Central Florestal: Glauber, nossa primeira pergunta é a mesma que fazemos a todos entrevistados da Central Florestal, o que motivou-lhe a escolher a engenharia florestal como carreira? Conta-nos um pouco sobre.

Eng. Glauber Pinheiro: Eu poderia dizer que num primeiro momento foi obra do destino. Eu fazia uma outra faculdade, e fui conhecer a Universidade Rural através de uma amiga, e me encantei pelo lugar. Minha amiga fazia um curso que não tinha nenhuma relação com a Engenharia Florestal (e eu também), mas a partir daquele momento o rumo da minha vida mudou completamente. Eu conheci a Engenharia Florestal.
    Já atuei em várias áreas da profissão, e claro que tenho as minhas preferências, mas acho que não foi nenhuma atividade específica que fez eu me apaixonar pela Engenharia Florestal. Com certeza foi o conjunto, foi a filosofia da Ciência Florestal, o conceito da profissão em sua forma mais abrangente.

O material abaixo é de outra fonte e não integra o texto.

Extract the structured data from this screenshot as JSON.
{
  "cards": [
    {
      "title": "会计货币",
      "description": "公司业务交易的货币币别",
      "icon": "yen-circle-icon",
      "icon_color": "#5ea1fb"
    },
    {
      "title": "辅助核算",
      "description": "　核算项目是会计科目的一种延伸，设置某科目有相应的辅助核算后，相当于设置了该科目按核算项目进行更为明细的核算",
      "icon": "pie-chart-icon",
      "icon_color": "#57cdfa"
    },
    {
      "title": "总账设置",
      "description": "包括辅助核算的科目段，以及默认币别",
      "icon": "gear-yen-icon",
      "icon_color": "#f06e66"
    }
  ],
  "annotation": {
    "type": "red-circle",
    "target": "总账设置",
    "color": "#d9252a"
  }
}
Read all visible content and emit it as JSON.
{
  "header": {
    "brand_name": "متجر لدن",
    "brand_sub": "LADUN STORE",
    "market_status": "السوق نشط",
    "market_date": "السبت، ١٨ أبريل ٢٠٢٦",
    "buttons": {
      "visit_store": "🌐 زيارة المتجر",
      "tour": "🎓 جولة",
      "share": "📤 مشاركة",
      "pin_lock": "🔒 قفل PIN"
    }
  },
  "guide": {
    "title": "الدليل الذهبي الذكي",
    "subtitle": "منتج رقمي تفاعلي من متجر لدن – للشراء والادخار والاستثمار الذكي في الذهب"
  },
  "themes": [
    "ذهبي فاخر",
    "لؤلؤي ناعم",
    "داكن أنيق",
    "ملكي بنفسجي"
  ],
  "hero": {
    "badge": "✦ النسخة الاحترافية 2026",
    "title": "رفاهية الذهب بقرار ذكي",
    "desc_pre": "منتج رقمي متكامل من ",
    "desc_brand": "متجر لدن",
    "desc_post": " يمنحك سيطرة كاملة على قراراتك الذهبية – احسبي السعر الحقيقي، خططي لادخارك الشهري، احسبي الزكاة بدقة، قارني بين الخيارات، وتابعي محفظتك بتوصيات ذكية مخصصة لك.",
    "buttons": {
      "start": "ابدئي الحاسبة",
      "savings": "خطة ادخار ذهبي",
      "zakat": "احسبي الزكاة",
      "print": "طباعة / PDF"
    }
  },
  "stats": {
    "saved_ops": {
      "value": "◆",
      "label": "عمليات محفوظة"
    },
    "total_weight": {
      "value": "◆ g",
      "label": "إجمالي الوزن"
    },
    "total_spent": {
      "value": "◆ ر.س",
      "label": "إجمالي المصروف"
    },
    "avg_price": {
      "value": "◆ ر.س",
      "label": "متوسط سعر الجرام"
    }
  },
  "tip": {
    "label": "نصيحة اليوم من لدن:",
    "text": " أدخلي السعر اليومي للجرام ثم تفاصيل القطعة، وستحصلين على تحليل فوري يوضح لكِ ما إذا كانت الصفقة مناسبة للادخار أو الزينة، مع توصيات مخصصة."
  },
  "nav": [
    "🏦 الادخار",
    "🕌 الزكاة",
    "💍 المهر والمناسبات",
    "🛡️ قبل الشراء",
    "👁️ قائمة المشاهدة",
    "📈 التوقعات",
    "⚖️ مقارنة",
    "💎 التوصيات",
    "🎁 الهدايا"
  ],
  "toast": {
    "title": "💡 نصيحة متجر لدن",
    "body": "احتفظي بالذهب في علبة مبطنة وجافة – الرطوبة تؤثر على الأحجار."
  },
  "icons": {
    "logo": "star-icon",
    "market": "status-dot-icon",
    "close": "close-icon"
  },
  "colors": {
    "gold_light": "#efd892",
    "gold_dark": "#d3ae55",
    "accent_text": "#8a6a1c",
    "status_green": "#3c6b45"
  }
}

Central Florestal: A pergunta para que possamos ir direto ao ponto central. O que é de fato que está acontecendo com a classe de Engenheiros Florestais do Brasil? A participação destes nas entidades e câmaras especializadas tem sido satisfatória? Se não, o que falta de verdade?

Eng. Glauber Pinheiro: Passamos por um importante momento de transição na representação de nossa classe. Em um passado recente a nossa realidade era bem diferente. Tínhamos 28 Cursos de Graduação em Engenharia Florestal no Brasil, poucos profissionais, e pouquíssimos representantes atuando politicamente em nome da categoria. Entre estes, tínhamos alguns abnegados, muitas vezes pregando no deserto em defesa da categoria, e outros, como em qualquer segmento da sociedade, utilizando-se desta representação para fazer política de interesse pessoal, e que em alguns momentos apresentavam conflitos com os interesses da Engenharia Florestal, inclusive.
Junto ao Sistema Confea/Crea, tínhamos algumas vitórias pontuais, graças ao empenho destes poucos abnegados, raramente reconhecidos pela própria classe.
Hoje a realidade é outra. Temos 73 Cursos de Graduação, mais profissionais no mercado e atuando junto à sociedade, foram criadas diversas entidades de classe por todo o Brasil, conseguimos criar Câmaras Especializadas de Engenharia Florestal, aumentar nossa representação nos fóruns nacionais e nos CREAs, foram criados diversos veículos de informação na área florestal, com focos distintos. Somado à isso, o avanço tecnológico também permitiu novas formas de comunicação e divulgação de informações, que muitas vezes são utilizados para o bem, mas nem sempre.
Hoje, os estados que quiserem criar suas Câmaras Especializadas de Engenharia Florestal nos CREAs, não terão as mesmas dificuldades de 5 anos atrás, por exemplo. Nossas vitórias já não são apenas pontuais e isoladas, mas fazem parte de um contexto maior, de alguma estratégia no contexto nacional. Sempre acreditamos que estas portas abertas criariam atalhos que facilitariam a atuação dos colegas que viessem na sequência, e isso aceleraria o nosso crescimento.
Isto está acontecendo, o que é muito positivo. Porém os atalhos e as facilidades das novas tecnologias também têm suas consequências. Um trajeto menor e facilitado, acaba diminuindo o exercício e o acúmulo de experiência. Da mesma forma que o avanço da tecnologia também tem contribuído para a proliferação de boatos e de informações erradas, que prejudicam o trabalho.
Eu acho que, de um modo geral, ainda falta um maior envolvimento político da nossa classe. Falta o conhecimento histórico do que já foi feito, de como chegamos onde estamos, e mesmo da história recente, dos últimos 10 anos, por exemplo. E sem conhecer o passado, não podemos analisar o presente e nem projetar o futuro. Também acho que falta um maior conhecimento das normas vigentes, do funcionamento das instituições, o que prejudica muito um debate mais aprofundado sobre as soluções para os problemas que nos afligem.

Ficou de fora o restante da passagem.